It was an early Saturday morning at the Laguna Beach Batting Cages on Laguna Canyon Road. A beehive of maroon-and-white clad 8- and 9-year-old boys with shiny, helmeted heads was hovering around the boxed-in batting cages. They were swinging their bats and waiting to take their stance before the unpredictable catapults of the pitching machine.
The buzz came from the Laguna Beach All-Stars, a team of eager baseball players from Top of the World and El Morro elementary schools warming up for their first championship game later that morning in Newport Beach.
Their coach, Orin Neufeld, was nervously making sure every boy was getting a chance at the bat.
“He’s strict,” said Shea Blanchard, 9, from El Morro. “He makes sure we work really hard. He’s a really good coach and he wants you to win.

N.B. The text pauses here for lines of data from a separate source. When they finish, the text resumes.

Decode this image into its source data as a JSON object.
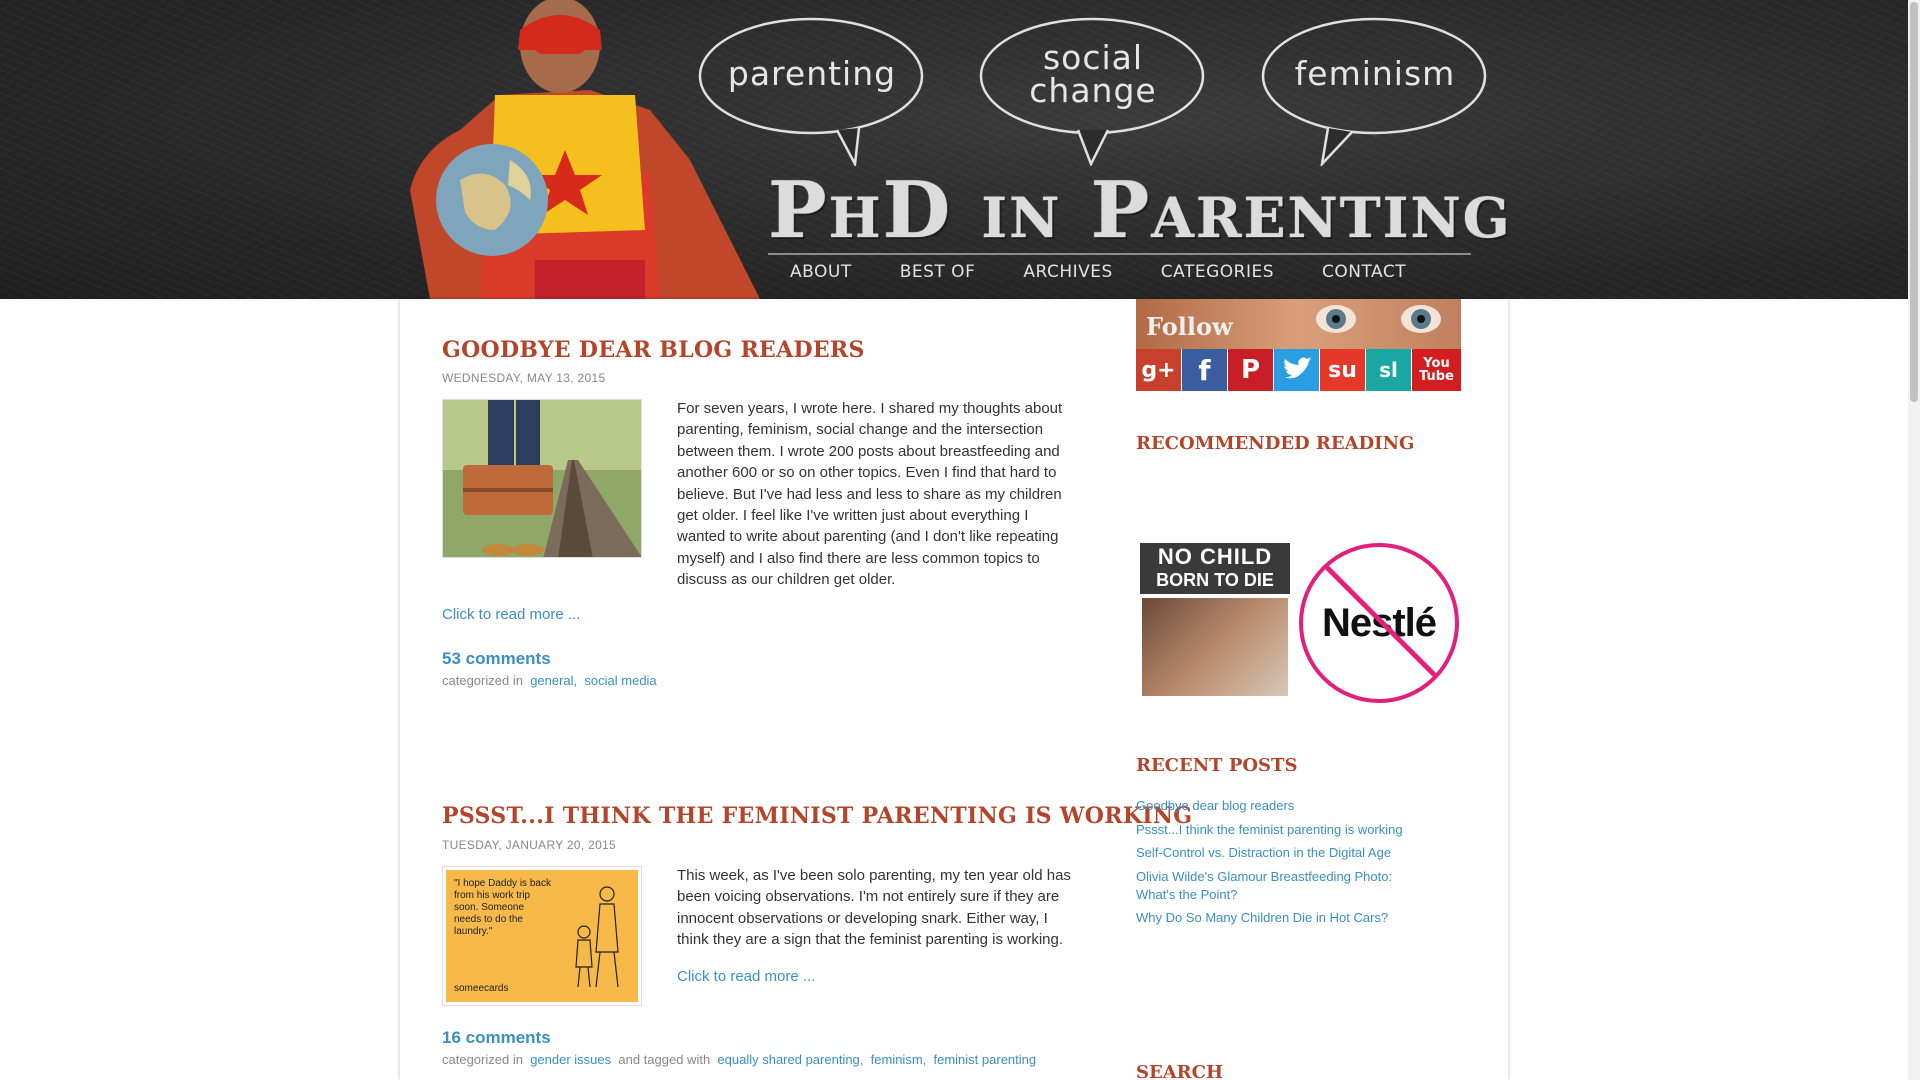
{
  "header": {
    "site_title": "PhD in Parenting",
    "bubbles": [
      "parenting",
      "social\nchange",
      "feminism"
    ],
    "nav": [
      "ABOUT",
      "BEST OF",
      "ARCHIVES",
      "CATEGORIES",
      "CONTACT"
    ]
  },
  "posts": [
    {
      "title": "GOODBYE DEAR BLOG READERS",
      "date": "WEDNESDAY, MAY 13, 2015",
      "body": "For seven years, I wrote here. I shared my thoughts about parenting, feminism, social change and the intersection between them. I wrote 200 posts about breastfeeding and another 600 or so on other topics. Even I find that hard to believe. But I've had less and less to share as my children get older. I feel like I've written just about everything I wanted to write about parenting (and I don't like repeating myself) and I also find there are less common topics to discuss as our children get older.",
      "read_more": "Click to read more ...",
      "comments": "53 comments",
      "categorized_in": "categorized in",
      "categories": [
        "general",
        "social media"
      ]
    },
    {
      "title": "PSSST...I THINK THE FEMINIST PARENTING IS WORKING",
      "date": "TUESDAY, JANUARY 20, 2015",
      "body": "This week, as I've been solo parenting, my ten year old has been voicing observations. I'm not entirely sure if they are innocent observations or developing snark. Either way, I think they are a sign that the feminist parenting is working.",
      "read_more": "Click to read more ...",
      "comments": "16 comments",
      "categorized_in": "categorized in",
      "categories": [
        "gender issues"
      ],
      "tagged_with": "and tagged with",
      "tags": [
        "equally shared parenting",
        "feminism",
        "feminist parenting"
      ],
      "ecard_text": "\"I hope Daddy is back from his work trip soon. Someone needs to do the laundry.\"",
      "ecard_brand": "someecards"
    }
  ],
  "sidebar": {
    "follow": "Follow",
    "social": [
      "g+",
      "f",
      "P",
      "twitter",
      "su",
      "sl",
      "You Tube"
    ],
    "recommended_title": "RECOMMENDED READING",
    "no_child_banner": [
      "NO CHILD",
      "BORN TO DIE"
    ],
    "nestle_text": "Nestlé",
    "recent_title": "RECENT POSTS",
    "recent_posts": [
      "Goodbye dear blog readers",
      "Pssst...I think the feminist parenting is working",
      "Self-Control vs. Distraction in the Digital Age",
      "Olivia Wilde's Glamour Breastfeeding Photo: What's the Point?",
      "Why Do So Many Children Die in Hot Cars?"
    ],
    "search_title": "SEARCH"
  },
  "colors": {
    "accent": "#b5452a",
    "link": "#3a8fc4",
    "header_bg": "#2a2a2a"
  }
}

He always tries his hardest.”
Neufeld is also the new and unabashedly proud owner of the batting cages, which he recently purchased from Jim Selevan, a Laguna Beach parent who installed the cages 16 years ago. The land is leased from the Laguna Beach Unified School District.
Born in the New York suburb of Westchester County, Neufeld said he was basically raised in Yankee Stadium, attending games two and three times a week. One of his proudest moments, he said, was seeing slugger Reggie Jackson hit three homeruns in a World Series game against the Los Angeles Dodgers in 1977. “I was there,” he said.
Neufeld started playing baseball when he was 3 and now wants to make his passion for the sport his home-base as a full-time career. He introduced himself as the new owner of the facility to school board members at a recent meeting. “I just want to teach these kids how to play baseball,” he said.
“Laguna is limited to what we offer our kids,” said district board president Jan Vickers, adding that Laguna children leave town for most indoor recreational activities. “There’s no roller rink or bowling alley. Having the batting cages has definitely been a big help to our kids.”
Neufeld’s vision is to make the cages a wholesome hang-out; he plans to redesign storage space into a recreation room with games and a big screen TV. He’s also working with nearby Little Leagues and baseball coaches at the high school to encourage their players to use the cages even during the off-season. The record of success for his Little Leaguers, he said, is enough to make older players want to improve their skills there as well.
“Orin’s so passionate about teaching kids baseball,” said Rob Smith, father of two former Little Leaguers, Dylan and Nolan, and a fellow coach with Neufeld for five years. With Neufeld at the helm at the batting cages, Smith thinks local Little Leaguers will get the instruction they to need to keep improving batting.
Neufeld bought the five-cage batting facility three months ago from Selevan, a physician who converted a junk yard of old tires, collapsing fencing and weeds into batting cages in 1998 at the behest of his wife, Kathleen. She tired of devoting three hours to driving their oldest son, Michael, to Mission Viejo for batting practice.
All three of the Seleven’s sons, Adam, Daniel and Michael, practiced at the cages. “It was a great experience for my kids and a lot of kids in Laguna. It didn’t make any money but it was a fun run,” said Selevan. “Now it’s time to move on.”
The school district garages its school buses on the front half of the property and leases the back portion, where the batting cages now stand, for $1,600 a month, with no payments in July and August, said Dean West, the district’s financial director.
The deal for the batting cages presented itself at a Little League game at Riddle Field in North Laguna. Selevan asked Neufeld when the next meeting of the Little League board would take place. “I look at him and say, ‘Excuse me, I’m in the middle of coaching here,’’’ Neufeld recalled.
Selevan persisted, saying he was looking for a buyer for the batting cages. Neufeld said he nearly fell off the bench. “It was unbelievable,” he said. He had been looking for an available batting facility to buy for months. “I said, ‘Let’s do this thing.’ The opportunity showed up and I took it.”
Neufeld’s interest in helping kids started in college. Earning bachelor’s and master’s degrees in human development and abnormal psychology, he ran a school for autistic children for 12 years in New York, he said.
One of the first things he will do at the cages is spruce up the place. He plans to paint, repair holes in the nets, hang a new banner with a fresh logo and, most importantly, install new motors on the pitching machines. He’ll undertake the rec-room project later in the year.